Una boda soñada en Cafayate terminó convertida en tema de pelea nacional: el casamiento de Nicole Pocovi y Federico Maran, celebrado en plena Quebrada de las Conchas, quedó bajo investigación judicial por un permiso trucho y desató batalla entre denuncias por daño ambiental y defensa del trabajo que habría generado el evento. La fiesta, rebautizada como “Cafayate Fantasy”, duró cuatro días en el paraje La Punilla y ahora todo se analiza en Tribunales.
La causa apunta a aclarar quién autorizó realmente la boda en ese sector protegido de Cafayate, cómo se armó el operativo para montar sonido, luces y pistas de baile en medio del paisaje natural y por qué apareció un permiso que, según funcionarios, no cumple con las formas legales básicas. En el medio, la novia salió a dar su primera defensa pública y a marcar distancia de las supuestas irregularidades.
Mientras las imágenes del festejo siguen girando en redes y generando indignación, los investigadores ponen el foco en la documentación que habilitó el uso del predio, al tiempo que la pareja remarca que el evento movió plata y trabajo para mucha gente de la zona de Cafayate.

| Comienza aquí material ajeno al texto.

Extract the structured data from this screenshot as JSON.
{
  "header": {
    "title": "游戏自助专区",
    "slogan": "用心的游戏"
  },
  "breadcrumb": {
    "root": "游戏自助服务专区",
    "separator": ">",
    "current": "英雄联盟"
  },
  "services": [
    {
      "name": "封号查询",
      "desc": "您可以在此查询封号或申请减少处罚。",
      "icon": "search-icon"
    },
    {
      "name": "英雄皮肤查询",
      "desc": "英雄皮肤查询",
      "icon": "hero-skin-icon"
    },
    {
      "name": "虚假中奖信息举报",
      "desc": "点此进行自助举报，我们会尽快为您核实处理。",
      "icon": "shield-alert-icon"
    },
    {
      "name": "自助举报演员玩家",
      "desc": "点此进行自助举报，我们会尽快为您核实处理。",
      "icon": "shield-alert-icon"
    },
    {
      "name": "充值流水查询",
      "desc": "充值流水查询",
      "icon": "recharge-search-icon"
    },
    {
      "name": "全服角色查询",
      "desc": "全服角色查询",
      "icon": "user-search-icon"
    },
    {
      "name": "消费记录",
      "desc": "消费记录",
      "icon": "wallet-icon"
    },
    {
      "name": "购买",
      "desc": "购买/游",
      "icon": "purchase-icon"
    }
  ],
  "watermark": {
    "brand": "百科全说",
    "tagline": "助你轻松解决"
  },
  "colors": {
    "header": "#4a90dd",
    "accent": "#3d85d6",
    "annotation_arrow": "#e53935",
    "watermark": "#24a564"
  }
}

Permiso sospechoso, firmas en duda y la fiscal que sigue la pista
La investigación quedó en manos de la fiscal Sandra Rojas, quien mira con lupa el papel que habilitó la boda en plena Quebrada de las Conchas. El documento clave habría aparecido sin número de expediente, sin sello oficial y con una firma que, según denuncian, fue “pegada” de forma digital. Ese dato encendió todas las alarmas en el expediente.
El secretario de Turismo y Ambiente, Alejandro Aldazábal, ya fue tajante: aseguró que nunca firmó ese permiso. Esa afirmación dejó expuesto el cuestionado papel que se usó para el casamiento en La Punilla y abrió la puerta a posibles maniobras ilegales vinculadas a la falsificación de documentos públicos.

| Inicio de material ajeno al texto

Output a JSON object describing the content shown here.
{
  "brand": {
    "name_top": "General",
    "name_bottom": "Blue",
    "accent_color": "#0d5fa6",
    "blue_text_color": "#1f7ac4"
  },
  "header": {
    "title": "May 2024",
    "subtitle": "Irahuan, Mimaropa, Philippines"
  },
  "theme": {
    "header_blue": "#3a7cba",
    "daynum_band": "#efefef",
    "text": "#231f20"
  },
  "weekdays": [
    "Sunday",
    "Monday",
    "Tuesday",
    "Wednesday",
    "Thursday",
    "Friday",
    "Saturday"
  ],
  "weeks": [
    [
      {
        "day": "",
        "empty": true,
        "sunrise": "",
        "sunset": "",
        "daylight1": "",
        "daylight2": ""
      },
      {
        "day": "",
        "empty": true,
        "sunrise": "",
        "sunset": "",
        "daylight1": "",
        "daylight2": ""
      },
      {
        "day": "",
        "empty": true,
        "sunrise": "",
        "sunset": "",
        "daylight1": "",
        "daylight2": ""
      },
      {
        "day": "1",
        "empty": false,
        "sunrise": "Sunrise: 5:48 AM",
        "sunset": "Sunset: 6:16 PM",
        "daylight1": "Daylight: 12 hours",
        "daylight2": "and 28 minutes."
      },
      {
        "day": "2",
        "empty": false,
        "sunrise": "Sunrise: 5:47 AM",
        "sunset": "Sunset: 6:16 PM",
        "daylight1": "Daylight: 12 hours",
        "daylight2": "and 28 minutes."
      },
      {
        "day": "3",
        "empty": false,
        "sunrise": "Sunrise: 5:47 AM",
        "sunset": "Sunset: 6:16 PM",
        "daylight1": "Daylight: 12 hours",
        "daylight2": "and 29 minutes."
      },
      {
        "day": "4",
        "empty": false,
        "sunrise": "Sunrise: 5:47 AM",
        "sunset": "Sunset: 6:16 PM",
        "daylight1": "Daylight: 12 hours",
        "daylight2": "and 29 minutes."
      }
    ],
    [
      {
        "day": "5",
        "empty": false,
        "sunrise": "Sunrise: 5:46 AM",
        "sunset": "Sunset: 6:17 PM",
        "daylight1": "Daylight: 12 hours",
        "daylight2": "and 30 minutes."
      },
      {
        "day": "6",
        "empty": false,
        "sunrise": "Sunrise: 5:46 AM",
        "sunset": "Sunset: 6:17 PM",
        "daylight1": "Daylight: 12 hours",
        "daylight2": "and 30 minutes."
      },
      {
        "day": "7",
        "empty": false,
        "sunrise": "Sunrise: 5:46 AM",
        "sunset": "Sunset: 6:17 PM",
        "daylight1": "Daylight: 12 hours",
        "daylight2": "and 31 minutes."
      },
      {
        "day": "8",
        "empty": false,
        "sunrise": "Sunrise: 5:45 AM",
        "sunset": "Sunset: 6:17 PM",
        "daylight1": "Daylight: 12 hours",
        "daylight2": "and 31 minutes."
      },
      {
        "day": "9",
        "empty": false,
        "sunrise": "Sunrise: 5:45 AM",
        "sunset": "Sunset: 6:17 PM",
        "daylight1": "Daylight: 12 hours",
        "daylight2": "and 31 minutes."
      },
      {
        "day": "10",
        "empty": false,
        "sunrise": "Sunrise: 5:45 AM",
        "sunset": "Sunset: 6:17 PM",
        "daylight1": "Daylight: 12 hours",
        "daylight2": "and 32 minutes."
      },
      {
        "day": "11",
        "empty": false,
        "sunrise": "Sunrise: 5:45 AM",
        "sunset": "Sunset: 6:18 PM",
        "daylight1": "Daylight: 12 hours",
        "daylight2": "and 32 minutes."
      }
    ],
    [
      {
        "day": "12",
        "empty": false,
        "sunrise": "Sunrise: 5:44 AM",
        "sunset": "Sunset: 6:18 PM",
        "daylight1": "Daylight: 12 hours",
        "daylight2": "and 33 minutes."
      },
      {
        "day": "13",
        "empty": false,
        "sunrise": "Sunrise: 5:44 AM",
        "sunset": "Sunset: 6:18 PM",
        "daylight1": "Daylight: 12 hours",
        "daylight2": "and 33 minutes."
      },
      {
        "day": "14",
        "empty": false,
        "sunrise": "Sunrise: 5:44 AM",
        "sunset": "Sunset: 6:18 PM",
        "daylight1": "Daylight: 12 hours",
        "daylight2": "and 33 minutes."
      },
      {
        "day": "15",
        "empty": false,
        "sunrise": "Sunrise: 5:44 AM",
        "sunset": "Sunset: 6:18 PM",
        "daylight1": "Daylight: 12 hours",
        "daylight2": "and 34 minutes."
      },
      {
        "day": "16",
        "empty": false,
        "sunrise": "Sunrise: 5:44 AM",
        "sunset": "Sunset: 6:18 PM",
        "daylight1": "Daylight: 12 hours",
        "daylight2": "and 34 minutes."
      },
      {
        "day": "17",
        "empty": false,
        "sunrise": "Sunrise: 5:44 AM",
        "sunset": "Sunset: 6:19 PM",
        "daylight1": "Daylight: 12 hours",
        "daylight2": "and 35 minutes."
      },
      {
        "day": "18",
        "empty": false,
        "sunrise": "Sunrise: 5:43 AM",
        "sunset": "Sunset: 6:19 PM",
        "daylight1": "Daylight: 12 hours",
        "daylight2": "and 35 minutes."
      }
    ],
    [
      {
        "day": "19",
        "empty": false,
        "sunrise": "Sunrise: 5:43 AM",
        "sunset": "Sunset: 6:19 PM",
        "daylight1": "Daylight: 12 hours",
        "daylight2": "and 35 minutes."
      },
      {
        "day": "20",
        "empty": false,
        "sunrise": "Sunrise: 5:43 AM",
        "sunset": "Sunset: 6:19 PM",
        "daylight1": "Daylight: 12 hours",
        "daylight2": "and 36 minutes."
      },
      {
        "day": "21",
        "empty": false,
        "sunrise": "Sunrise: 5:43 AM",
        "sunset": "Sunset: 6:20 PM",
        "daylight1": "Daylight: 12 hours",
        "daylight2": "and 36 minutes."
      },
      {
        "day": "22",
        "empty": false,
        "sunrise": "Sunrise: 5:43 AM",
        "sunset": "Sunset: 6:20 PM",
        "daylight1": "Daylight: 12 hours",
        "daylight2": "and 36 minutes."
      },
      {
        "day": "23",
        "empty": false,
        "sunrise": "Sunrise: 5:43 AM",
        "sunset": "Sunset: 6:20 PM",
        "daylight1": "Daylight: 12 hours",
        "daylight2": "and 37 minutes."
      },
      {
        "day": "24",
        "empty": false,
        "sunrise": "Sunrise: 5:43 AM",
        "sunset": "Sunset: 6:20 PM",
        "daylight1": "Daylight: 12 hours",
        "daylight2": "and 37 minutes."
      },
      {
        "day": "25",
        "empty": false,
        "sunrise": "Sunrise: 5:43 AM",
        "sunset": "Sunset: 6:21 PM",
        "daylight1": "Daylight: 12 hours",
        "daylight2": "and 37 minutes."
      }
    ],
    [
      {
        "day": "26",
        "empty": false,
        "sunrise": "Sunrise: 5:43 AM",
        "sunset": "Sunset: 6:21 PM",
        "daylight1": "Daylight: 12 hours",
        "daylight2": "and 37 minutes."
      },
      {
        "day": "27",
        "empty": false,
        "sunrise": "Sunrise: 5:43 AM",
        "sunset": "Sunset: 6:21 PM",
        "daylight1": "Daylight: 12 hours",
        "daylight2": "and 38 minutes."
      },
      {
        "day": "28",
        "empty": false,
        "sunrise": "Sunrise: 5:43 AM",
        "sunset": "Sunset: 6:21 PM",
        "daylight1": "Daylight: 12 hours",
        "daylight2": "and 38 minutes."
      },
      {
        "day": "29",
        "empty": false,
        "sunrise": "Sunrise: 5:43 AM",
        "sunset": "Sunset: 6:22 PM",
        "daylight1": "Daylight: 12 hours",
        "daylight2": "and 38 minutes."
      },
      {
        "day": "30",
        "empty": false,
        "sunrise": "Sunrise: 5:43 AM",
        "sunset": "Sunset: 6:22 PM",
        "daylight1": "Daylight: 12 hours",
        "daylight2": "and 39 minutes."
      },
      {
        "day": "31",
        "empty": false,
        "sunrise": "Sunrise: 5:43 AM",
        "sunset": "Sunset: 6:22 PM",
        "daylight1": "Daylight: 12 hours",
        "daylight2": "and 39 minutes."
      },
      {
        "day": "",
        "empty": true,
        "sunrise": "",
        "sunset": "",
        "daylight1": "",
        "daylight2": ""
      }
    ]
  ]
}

En paralelo, tanto desde organismos provinciales como desde el municipio se remarcó que no existía una autorización válida para semejante boda en esa zona protegida. Sin embargo, el casamiento igual se hizo y dejó imágenes de carpas, estructuras para DJ, iluminación y pista de baile montadas frente a las formaciones rocosas de la Quebrada de las Conchas.
La defensa de la novia: clientes, propiedad privada y foco en el trabajo
Ante el revuelo, Nicole Pocovi rompió el silencio. La novia negó haber tenido responsabilidad en la gestión del permiso y apuntó directo a la dueña del predio donde se hizo la boda en Cafayate. Según su versión, la propietaria fue quien aseguró haber tramitado la autorización ante la Secretaría de Medio Ambiente y quien ahora está denunciada por presunta documentación falsa.

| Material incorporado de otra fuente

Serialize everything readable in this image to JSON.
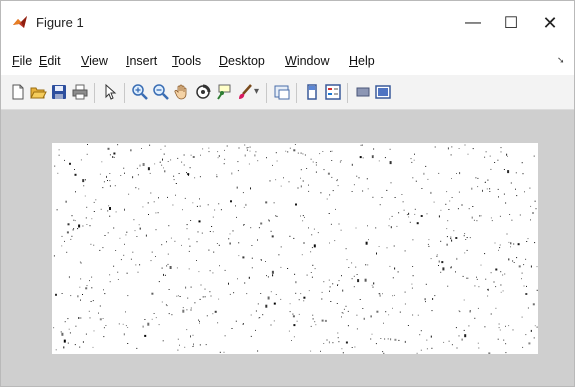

Pocovi insistió en que su papel se limitó a contratar el servicio del lugar, sin meterse en los trámites. “Somos clientes. De eso se encargan los propietarios”, remarcó al hablar del vínculo con los organizadores de La Punilla, tratando de despegarse de cualquier maniobra administrativa.
La novia también describió cómo le pegó el escándalo: contó que la situación le resulta agotadora y que está intentando que todo pase, en referencia a las repercusiones públicas del casamiento en Cafayate y al debate por el uso del predio en plena Quebrada de las Conchas.
Impacto ambiental vs. fiesta privada
Desde el municipio advirtieron que fiestas como “Cafayate Fantasy” pueden alterar la fauna, acelerar la erosión de las formaciones rocosas y dejar un impacto difícil de revertir en la Quebrada de las Conchas. Por eso, el permiso sospechoso quedó bajo la lupa junto con las denuncias por realizar la boda sin una habilitación ambiental considerada válida.
La versión de la novia es otra: aseguró que todo se hizo en una propiedad privada, con supervisión de guardaparques de la Secretaría de Medio Ambiente, y que ellos corroboraron que el predio quedó igual que antes. Además, destacó que el evento generó trabajo directo para unas 100 personas, más el movimiento en hoteles y restaurantes de Cafayate por la llegada de invitados, proveedores y equipos de montaje.
El caso que mezcla boda, paisaje único en la Quebrada de las Conchas, una fiesta de varios días en La Punilla y un permiso bajo sospecha sigue en análisis judicial mientras se evalúa la autenticidad de la documentación presentada y se profundizan las actuaciones por presunta falsificación.